D’après un proche de l’évêque, le 8 novembre 2005, le président Bush, à l’occasion de sa visite en Chine, avait demandé à rencontrer Mgr Jia. La police avait alors transféré Mgr Jia de la cathédrale pour leurs locaux. Ils n’ont pas permis au président de le voir, prétextant qu’il était en voyage. Bush a néanmoins continué à faire pression et son administration a même menacé d’annuler une visite des dirigeants chinois aux États-Unis. Les autorités du PCC ont fini par le laisser retourner à la cathédrale en septembre 2006. La police a ensuite installé une grande caméra à l’entrée de la cathédrale.
Le 5 juin 2007, Mgr Jia a de nouveau été arrêté, puis remis en liberté. Le 24 août 2008, jour de la clôture des Jeux olympiques de Pékin, il a été enlevé de force de la cathédrale Christ Roi de Wuqiu par les autorités de Shijiazhuang. Il a été libéré le 18 septembre de la même année, après la cérémonie de clôture des jeux paralympiques.
Le 30 mars 2009, la police de la ville de Shijiazhuang l’a une fois de plus enlevé de la cathédrale. Pendant cette période, ses proches se sont rendus au Bureau de la sécurité publique de Shijiazhuang pour plaider sa cause, en insistant sur le fait qu’il n’avait commis aucun délit. Finalement, bien que les policiers aient accepté que la famille de Mgr Jia lui rende visite, ils ont tout de même changé plusieurs fois de véhicules sur le chemin, de telle sorte que la famille perde sa trace et ne sache plus où il était détenu.
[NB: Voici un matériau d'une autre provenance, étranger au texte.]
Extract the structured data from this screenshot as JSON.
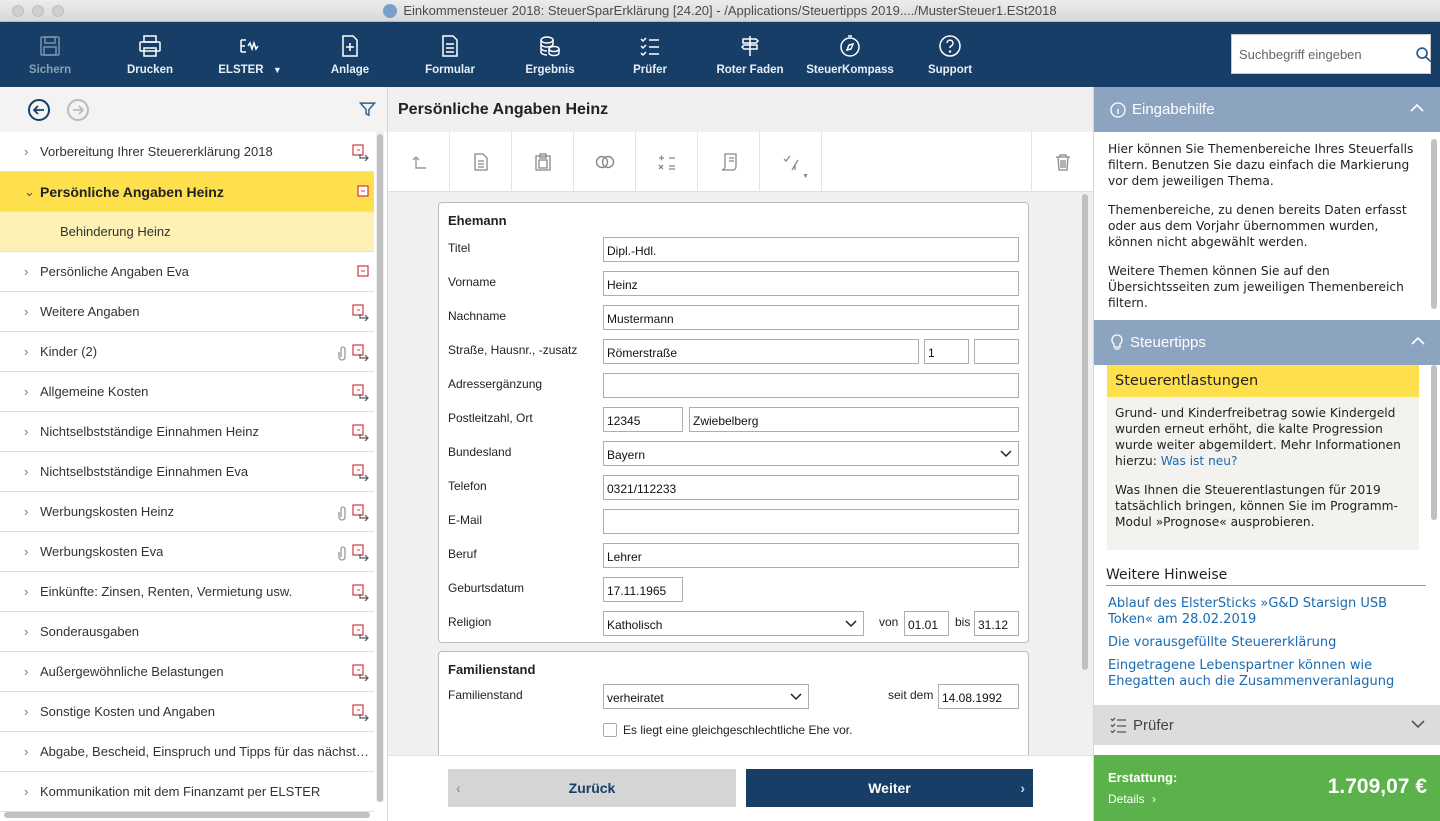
{
  "window": {
    "title": "Einkommensteuer 2018: SteuerSparErklärung [24.20] - /Applications/Steuertipps 2019..../MusterSteuer1.ESt2018"
  },
  "toolbar": {
    "items": [
      {
        "label": "Sichern",
        "icon": "save-icon"
      },
      {
        "label": "Drucken",
        "icon": "print-icon"
      },
      {
        "label": "ELSTER",
        "icon": "elster-icon"
      },
      {
        "label": "Anlage",
        "icon": "add-document-icon"
      },
      {
        "label": "Formular",
        "icon": "form-icon"
      },
      {
        "label": "Ergebnis",
        "icon": "coins-icon"
      },
      {
        "label": "Prüfer",
        "icon": "checklist-icon"
      },
      {
        "label": "Roter Faden",
        "icon": "signpost-icon"
      },
      {
        "label": "SteuerKompass",
        "icon": "compass-icon"
      },
      {
        "label": "Support",
        "icon": "question-icon"
      }
    ],
    "search_placeholder": "Suchbegriff eingeben"
  },
  "nav": {
    "items": [
      {
        "label": "Vorbereitung Ihrer Steuererklärung 2018"
      },
      {
        "label": "Persönliche Angaben Heinz"
      },
      {
        "label": "Behinderung Heinz"
      },
      {
        "label": "Persönliche Angaben Eva"
      },
      {
        "label": "Weitere Angaben"
      },
      {
        "label": "Kinder (2)"
      },
      {
        "label": "Allgemeine Kosten"
      },
      {
        "label": "Nichtselbstständige Einnahmen Heinz"
      },
      {
        "label": "Nichtselbstständige Einnahmen Eva"
      },
      {
        "label": "Werbungskosten Heinz"
      },
      {
        "label": "Werbungskosten Eva"
      },
      {
        "label": "Einkünfte: Zinsen, Renten, Vermietung usw."
      },
      {
        "label": "Sonderausgaben"
      },
      {
        "label": "Außergewöhnliche Belastungen"
      },
      {
        "label": "Sonstige Kosten und Angaben"
      },
      {
        "label": "Abgabe, Bescheid, Einspruch und Tipps für das nächste Jahr"
      },
      {
        "label": "Kommunikation mit dem Finanzamt per ELSTER"
      }
    ]
  },
  "page": {
    "title": "Persönliche Angaben Heinz"
  },
  "ehemann": {
    "heading": "Ehemann",
    "titel_label": "Titel",
    "titel": "Dipl.-Hdl.",
    "vorname_label": "Vorname",
    "vorname": "Heinz",
    "nachname_label": "Nachname",
    "nachname": "Mustermann",
    "strasse_label": "Straße, Hausnr., -zusatz",
    "strasse": "Römerstraße",
    "hausnr": "1",
    "zusatz": "",
    "adresse_label": "Adressergänzung",
    "adresse": "",
    "plz_label": "Postleitzahl, Ort",
    "plz": "12345",
    "ort": "Zwiebelberg",
    "bundesland_label": "Bundesland",
    "bundesland": "Bayern",
    "telefon_label": "Telefon",
    "telefon": "0321/112233",
    "email_label": "E-Mail",
    "email": "",
    "beruf_label": "Beruf",
    "beruf": "Lehrer",
    "geburtsdatum_label": "Geburtsdatum",
    "geburtsdatum": "17.11.1965",
    "religion_label": "Religion",
    "religion": "Katholisch",
    "von_label": "von",
    "von": "01.01",
    "bis_label": "bis",
    "bis": "31.12"
  },
  "familienstand": {
    "heading": "Familienstand",
    "label": "Familienstand",
    "value": "verheiratet",
    "seit_label": "seit dem",
    "seit": "14.08.1992",
    "checkbox_label": "Es liegt eine gleichgeschlechtliche Ehe vor."
  },
  "buttons": {
    "back": "Zurück",
    "next": "Weiter"
  },
  "help": {
    "title": "Eingabehilfe",
    "paragraphs": [
      "Hier können Sie Themenbereiche Ihres Steuerfalls filtern. Benutzen Sie dazu einfach die Markierung vor dem jeweiligen Thema.",
      "Themenbereiche, zu denen bereits Daten erfasst oder aus dem Vorjahr übernommen wurden, können nicht abgewählt werden.",
      "Weitere Themen können Sie auf den Übersichtsseiten zum jeweiligen Themenbereich filtern."
    ]
  },
  "tips": {
    "title": "Steuertipps",
    "box_title": "Steuerentlastungen",
    "p1": "Grund- und Kinderfreibetrag sowie Kindergeld wurden erneut erhöht, die kalte Progression wurde weiter abgemildert. Mehr Informationen hierzu: ",
    "p1_link": "Was ist neu?",
    "p2": "Was Ihnen die Steuerentlastungen für 2019 tatsächlich bringen, können Sie im Programm-Modul »Prognose« ausprobieren.",
    "more_heading": "Weitere Hinweise",
    "links": [
      "Ablauf des ElsterSticks »G&D Starsign USB Token« am 28.02.2019",
      "Die vorausgefüllte Steuererklärung",
      "Eingetragene Lebenspartner können wie Ehegatten auch die Zusammenveranlagung"
    ]
  },
  "pruefer": {
    "title": "Prüfer"
  },
  "refund": {
    "label": "Erstattung:",
    "details": "Details",
    "amount": "1.709,07 €"
  },
  "colors": {
    "toolbar": "#163e67",
    "accent_yellow": "#fde04c",
    "panel_header": "#8da4c1",
    "refund_green": "#5bb24a",
    "link": "#1b6ab0"
  }
}
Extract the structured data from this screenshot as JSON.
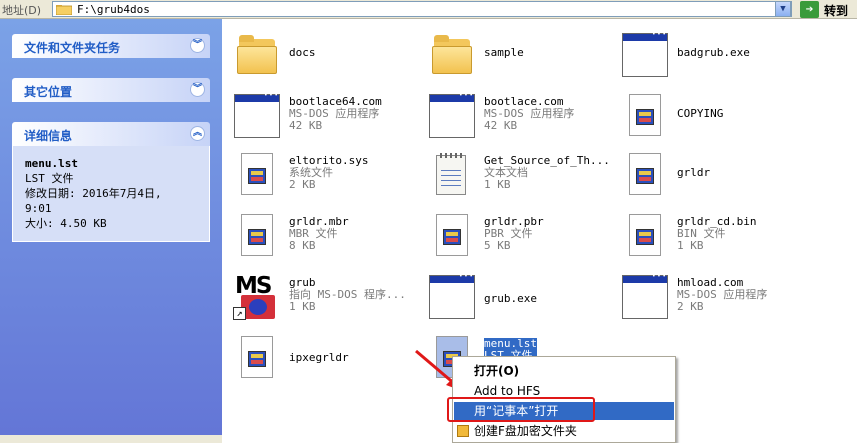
{
  "address": {
    "label": "地址(D)",
    "path": "F:\\grub4dos",
    "go_label": "转到"
  },
  "left_panels": [
    {
      "title": "文件和文件夹任务",
      "chevron": "︾"
    },
    {
      "title": "其它位置",
      "chevron": "︾"
    },
    {
      "title": "详细信息",
      "chevron": "︽",
      "details": {
        "name": "menu.lst",
        "type": "LST 文件",
        "modified": "修改日期: 2016年7月4日,",
        "modified_time": "9:01",
        "size": "大小: 4.50 KB"
      }
    }
  ],
  "files": [
    {
      "name": "docs",
      "line2": "",
      "line3": "",
      "icon": "folder-icon"
    },
    {
      "name": "sample",
      "line2": "",
      "line3": "",
      "icon": "folder-icon"
    },
    {
      "name": "badgrub.exe",
      "line2": "",
      "line3": "",
      "icon": "window-app-icon"
    },
    {
      "name": "bootlace64.com",
      "line2": "MS-DOS 应用程序",
      "line3": "42 KB",
      "icon": "window-app-icon"
    },
    {
      "name": "bootlace.com",
      "line2": "MS-DOS 应用程序",
      "line3": "42 KB",
      "icon": "window-app-icon"
    },
    {
      "name": "COPYING",
      "line2": "",
      "line3": "",
      "icon": "generic-file-icon"
    },
    {
      "name": "eltorito.sys",
      "line2": "系统文件",
      "line3": "2 KB",
      "icon": "generic-file-icon"
    },
    {
      "name": "Get_Source_of_Th...",
      "line2": "文本文档",
      "line3": "1 KB",
      "icon": "notepad-icon"
    },
    {
      "name": "grldr",
      "line2": "",
      "line3": "",
      "icon": "generic-file-icon"
    },
    {
      "name": "grldr.mbr",
      "line2": "MBR 文件",
      "line3": "8 KB",
      "icon": "generic-file-icon"
    },
    {
      "name": "grldr.pbr",
      "line2": "PBR 文件",
      "line3": "5 KB",
      "icon": "generic-file-icon"
    },
    {
      "name": "grldr_cd.bin",
      "line2": "BIN 文件",
      "line3": "1 KB",
      "icon": "generic-file-icon"
    },
    {
      "name": "grub",
      "line2": "指向 MS-DOS 程序...",
      "line3": "1 KB",
      "icon": "msdos-shortcut-icon",
      "icon_text": "MS"
    },
    {
      "name": "grub.exe",
      "line2": "",
      "line3": "",
      "icon": "window-app-icon"
    },
    {
      "name": "hmload.com",
      "line2": "MS-DOS 应用程序",
      "line3": "2 KB",
      "icon": "window-app-icon"
    },
    {
      "name": "ipxegrldr",
      "line2": "",
      "line3": "",
      "icon": "generic-file-icon"
    },
    {
      "name": "menu.lst",
      "line2": "LST 文件",
      "line3": "",
      "icon": "generic-file-icon",
      "selected": true
    }
  ],
  "context_menu": {
    "items": [
      {
        "label": "打开(O)",
        "bold": true
      },
      {
        "label": "Add to HFS",
        "bold": false
      },
      {
        "label": "用“记事本”打开",
        "highlighted": true
      },
      {
        "label": "创建F盘加密文件夹",
        "icon": "encrypt-folder-icon"
      }
    ]
  },
  "colors": {
    "selection": "#316ac5",
    "taskpane": "#6375d6",
    "annotation": "#e01818"
  }
}
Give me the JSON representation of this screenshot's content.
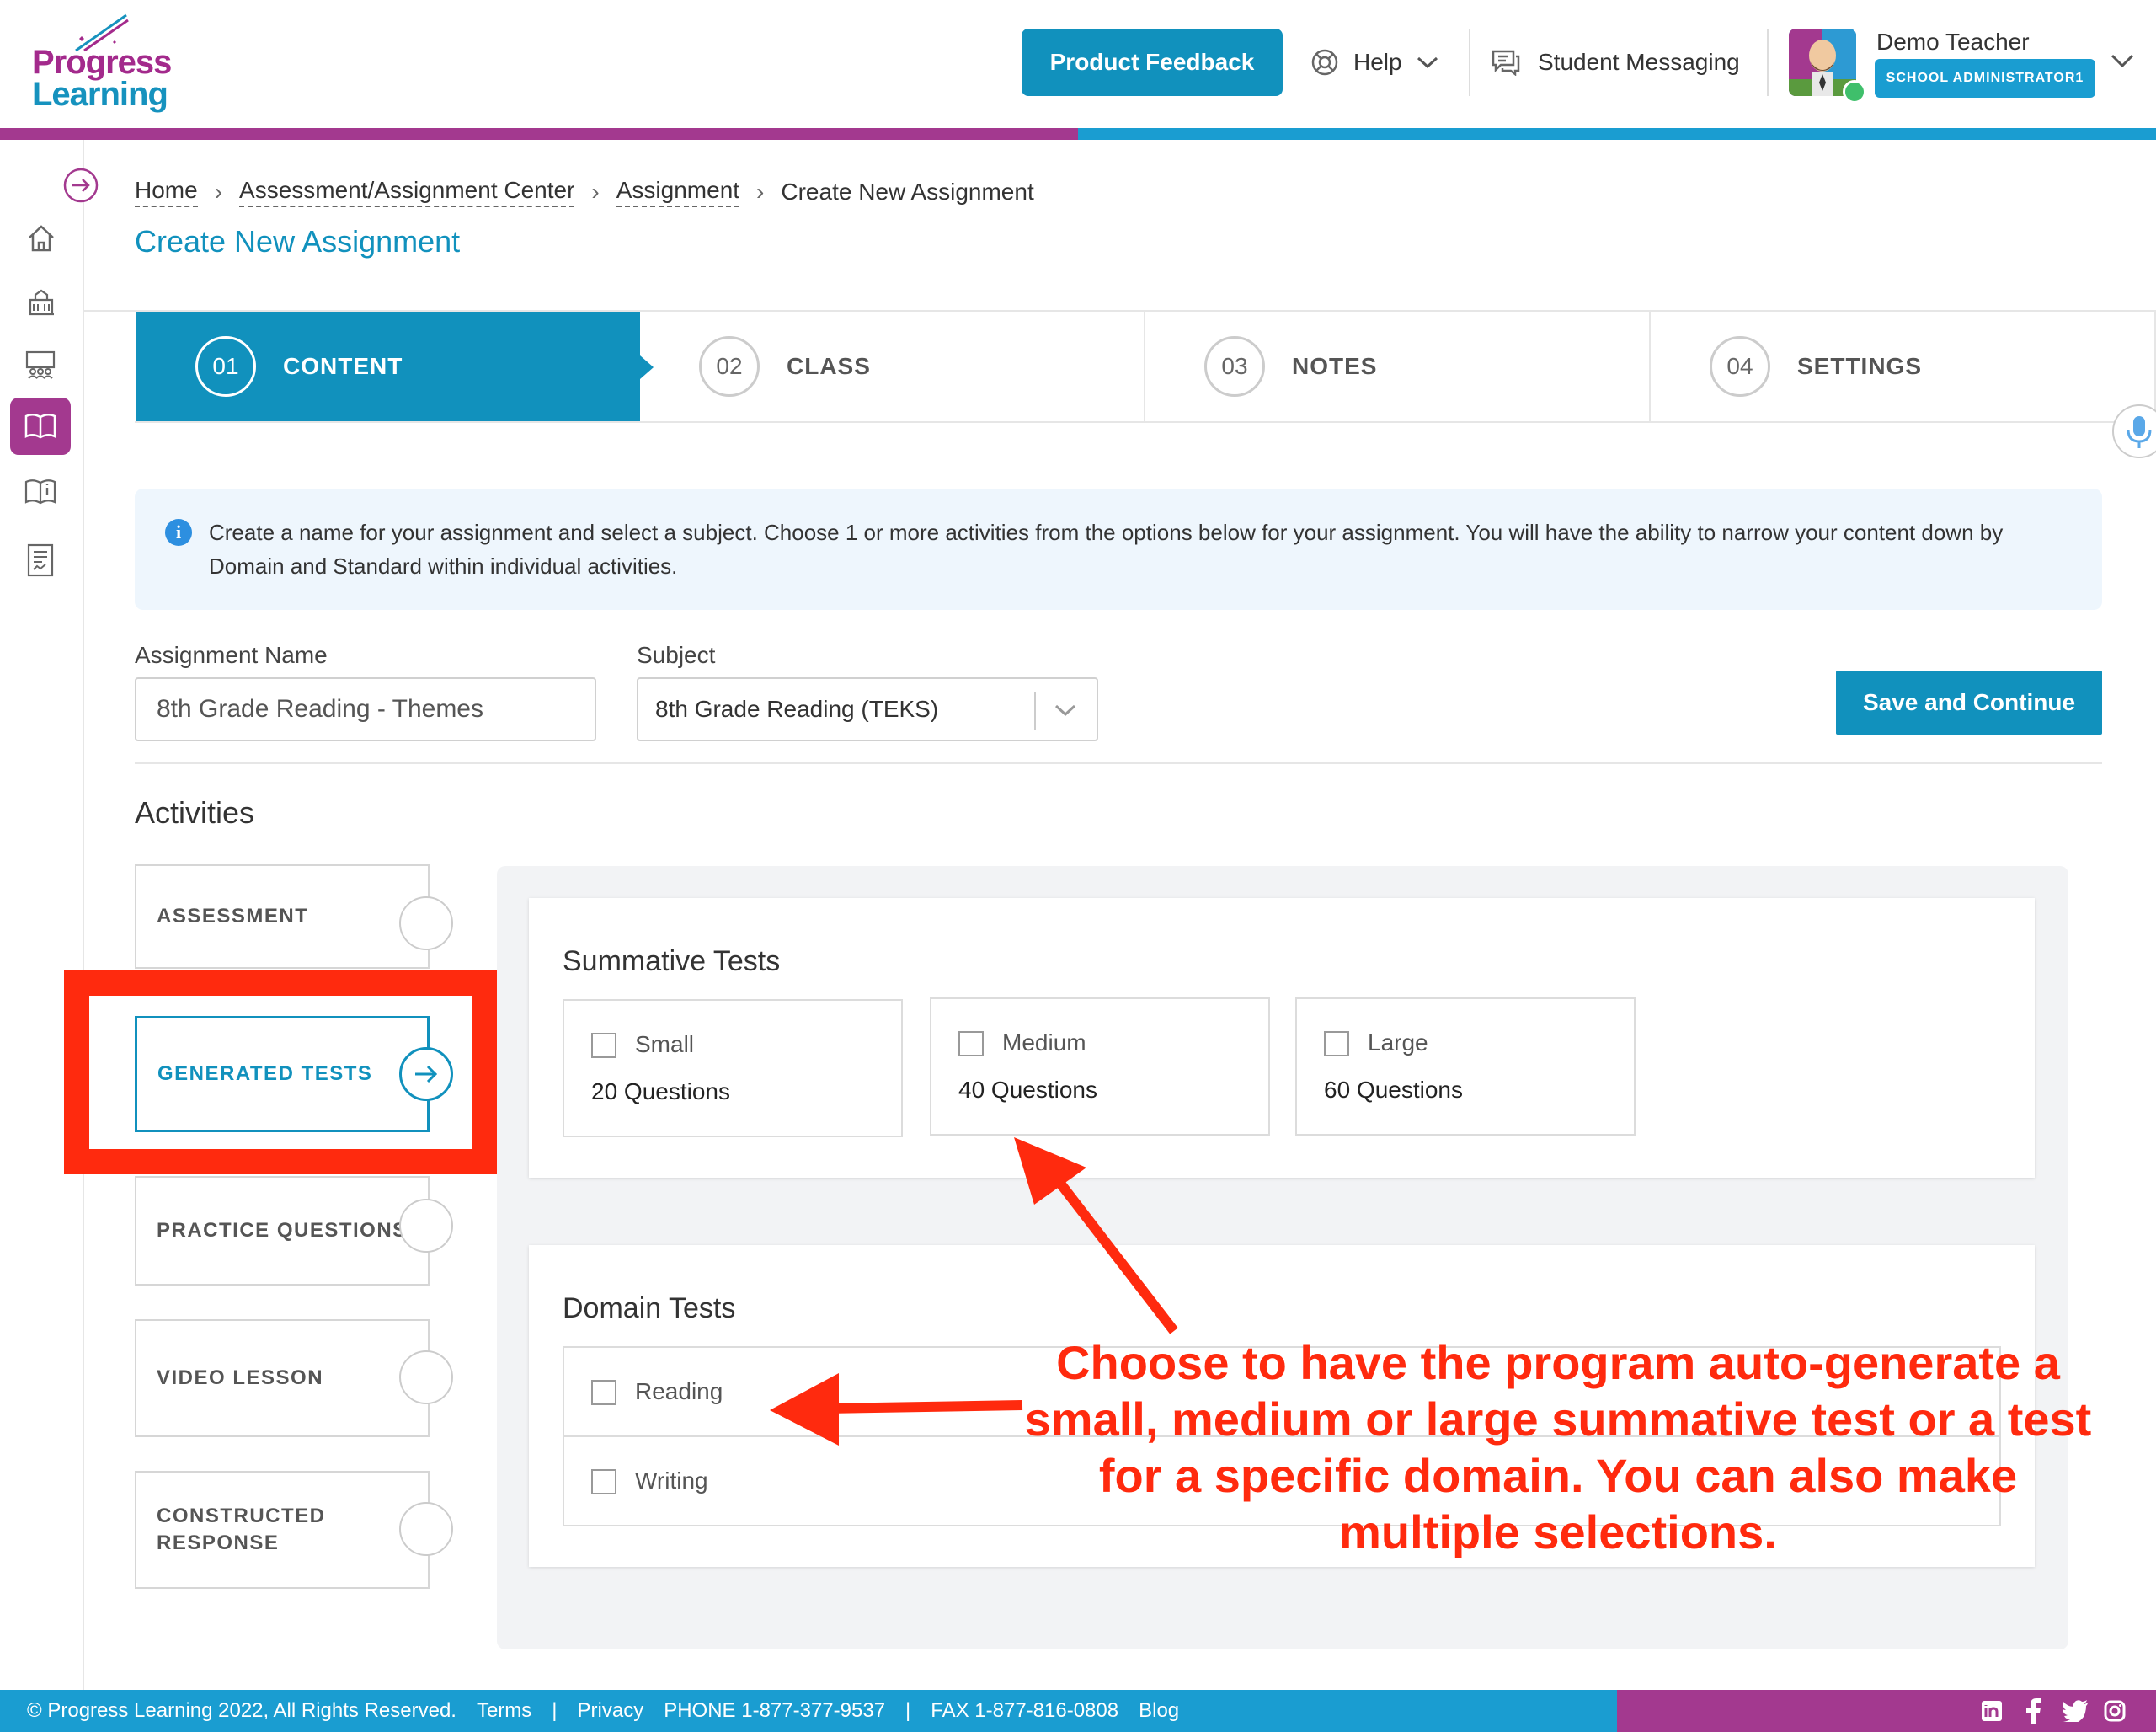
{
  "brand": {
    "logo_line1": "Progress",
    "logo_line2": "Learning",
    "purple": "#a3398f",
    "blue": "#1191bd"
  },
  "header": {
    "feedback_label": "Product Feedback",
    "help_label": "Help",
    "messaging_label": "Student Messaging",
    "user_name": "Demo Teacher",
    "user_role": "SCHOOL ADMINISTRATOR1"
  },
  "sidebar": {
    "items": [
      {
        "icon": "expand-arrow-icon"
      },
      {
        "icon": "home-icon"
      },
      {
        "icon": "school-icon"
      },
      {
        "icon": "classroom-icon"
      },
      {
        "icon": "book-icon",
        "active": true
      },
      {
        "icon": "book-info-icon"
      },
      {
        "icon": "report-icon"
      }
    ]
  },
  "breadcrumb": {
    "items": [
      "Home",
      "Assessment/Assignment Center",
      "Assignment",
      "Create New Assignment"
    ]
  },
  "page": {
    "title": "Create New Assignment"
  },
  "steps": [
    {
      "num": "01",
      "label": "CONTENT",
      "active": true
    },
    {
      "num": "02",
      "label": "CLASS"
    },
    {
      "num": "03",
      "label": "NOTES"
    },
    {
      "num": "04",
      "label": "SETTINGS"
    }
  ],
  "info": {
    "text": "Create a name for your assignment and select a subject. Choose 1 or more activities from the options below for your assignment. You will have the ability to narrow your content down by Domain and Standard within individual activities."
  },
  "form": {
    "name_label": "Assignment Name",
    "name_value": "8th Grade Reading - Themes",
    "subject_label": "Subject",
    "subject_value": "8th Grade Reading (TEKS)",
    "save_label": "Save and Continue"
  },
  "activities": {
    "title": "Activities",
    "tabs": [
      {
        "line1": "ASSESSMENT",
        "line2": ""
      },
      {
        "line1": "GENERATED TESTS",
        "line2": "",
        "selected": true
      },
      {
        "line1": "PRACTICE QUESTIONS",
        "line2": ""
      },
      {
        "line1": "VIDEO LESSON",
        "line2": ""
      },
      {
        "line1": "CONSTRUCTED",
        "line2": "RESPONSE"
      }
    ]
  },
  "summative": {
    "title": "Summative Tests",
    "options": [
      {
        "name": "Small",
        "questions": "20 Questions"
      },
      {
        "name": "Medium",
        "questions": "40 Questions"
      },
      {
        "name": "Large",
        "questions": "60 Questions"
      }
    ]
  },
  "domain": {
    "title": "Domain Tests",
    "options": [
      "Reading",
      "Writing"
    ]
  },
  "annotation": {
    "lines": [
      "Choose to have the program auto-generate a",
      "small, medium or large summative test or a test",
      "for a specific domain.  You can also make",
      "multiple selections."
    ],
    "color": "#ff2a0e"
  },
  "footer": {
    "copyright": "© Progress Learning 2022, All Rights Reserved.",
    "terms": "Terms",
    "sep1": "|",
    "privacy": "Privacy",
    "phone": "PHONE 1-877-377-9537",
    "sep2": "|",
    "fax": "FAX 1-877-816-0808",
    "blog": "Blog"
  }
}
Ce n’est que le 7 juillet 2010 que son assignation à résidence a été suspendue. Bien que rentré à la cathédrale de Wuqiu, Mgr Jia demeure sous surveillance policière et il lui a été rappelé à maintes reprises qu’il ne doit pas sortir de l’enceinte de la cathédrale. En vue d’une surveillance renforcée de la zone, la police a trouvé un bâtiment agricole au nord-est du complexe et en a fait un bureau afin de recueillir discrètement des renseignements et de garder un œil sur l’évêque.
Chaque fois que les membres du clergé catholique rendent visite à l’évêque, des agents du Bureau de la sécurité publique les suivent directement dans l’enceinte. Ils leur demandent de se presser et de quitter les lieux le plus tôt possible. Plusieurs caméras sont également installées dans les quartiers de l’évêque, le privant ainsi de la moindre intimité. Les fidèles catholiques de la région se sont plusieurs fois plaints de sa situation, mais rien n’y a fait.